Received:2018-07-18 Revised:2019-02-16 Online:2019-06-28 Published:2019-06-27
Supported by:
National Natural Science Foundation of China, No. 41701173;Science Foundation for the Excellent Youth Scholars of Ministry of Education of China, No. 17YJCZH268;Gansu Feitian Scholar Youth Expert Support Program.

摘要/Abstract

摘要：

科学识别城市群边界是城市群精明紧凑发展的关键,也是国家空间治理体系与空间治理能力的重要标志。论文以京津冀、长三角和珠三角3大城市群为研究区域,采用NPP/VIIRS(Suomi National Polar-orbiting Partnership / Visible Infrared Imaging Radiometer Suite)夜间灯光影像与POI(Point of Interest)数据,基于密度的曲线阈值法与分形网络演化算法,对3个城市群的实际物理边界和集聚空间范围进行精准识别与空间特征解析。
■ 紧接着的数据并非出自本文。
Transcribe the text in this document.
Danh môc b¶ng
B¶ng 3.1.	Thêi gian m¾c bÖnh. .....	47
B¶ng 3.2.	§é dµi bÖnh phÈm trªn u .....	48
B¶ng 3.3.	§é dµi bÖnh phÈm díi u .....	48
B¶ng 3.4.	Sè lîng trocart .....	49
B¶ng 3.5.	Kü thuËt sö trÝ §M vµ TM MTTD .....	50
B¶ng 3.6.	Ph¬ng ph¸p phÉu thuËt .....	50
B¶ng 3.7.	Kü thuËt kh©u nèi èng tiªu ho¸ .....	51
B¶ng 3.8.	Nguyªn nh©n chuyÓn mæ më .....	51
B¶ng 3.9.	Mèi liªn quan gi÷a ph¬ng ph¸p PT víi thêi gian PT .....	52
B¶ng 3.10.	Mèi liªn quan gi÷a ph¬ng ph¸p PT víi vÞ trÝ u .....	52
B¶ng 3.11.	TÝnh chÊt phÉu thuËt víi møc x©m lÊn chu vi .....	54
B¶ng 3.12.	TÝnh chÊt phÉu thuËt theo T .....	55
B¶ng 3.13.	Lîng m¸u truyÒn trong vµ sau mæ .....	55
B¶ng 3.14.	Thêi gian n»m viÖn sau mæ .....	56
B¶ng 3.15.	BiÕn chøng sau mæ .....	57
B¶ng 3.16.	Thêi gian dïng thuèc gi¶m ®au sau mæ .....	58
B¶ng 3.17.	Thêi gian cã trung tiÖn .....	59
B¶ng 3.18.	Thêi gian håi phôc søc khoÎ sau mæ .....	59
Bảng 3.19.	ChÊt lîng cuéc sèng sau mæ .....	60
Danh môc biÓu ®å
研究结果表明：① 基于POI密度的曲线阈值法与NPP/VIIRS分形网络演化算法识别出城市群边界均小于国家城市群规划的行政边界,识别范围约占规划范围的20.90%~24.40%,识别结果显示3大城市群中长三角城市群发育最好,识别的城市群面积是京津冀和珠三角城市群的2倍左右;② 从POI与NPP/VIIRS灯光数据提取的城市群边界面积非常接近,其中POI数据提取的城市群面积偏大,更大程度上反映的是城市群整体边界轮廓而非内部细节;NPP/VIIRS影像提取的城市群更细碎,能更好地识别城市群聚集中心与关键核心区域,2种方法可以相互比较和验证;③ POI与灯光数据识别的城市群边界叠置分析发现,3大城市群中除了关键核心地带(集聚区)以外,外围还有众多孤立的点状区域(中小城镇),外围的点状区域与城市群集聚中心区空间割裂,一定程度上很难快速有效地接受来自城市群核心区域的辐射带动(涓滴效应)。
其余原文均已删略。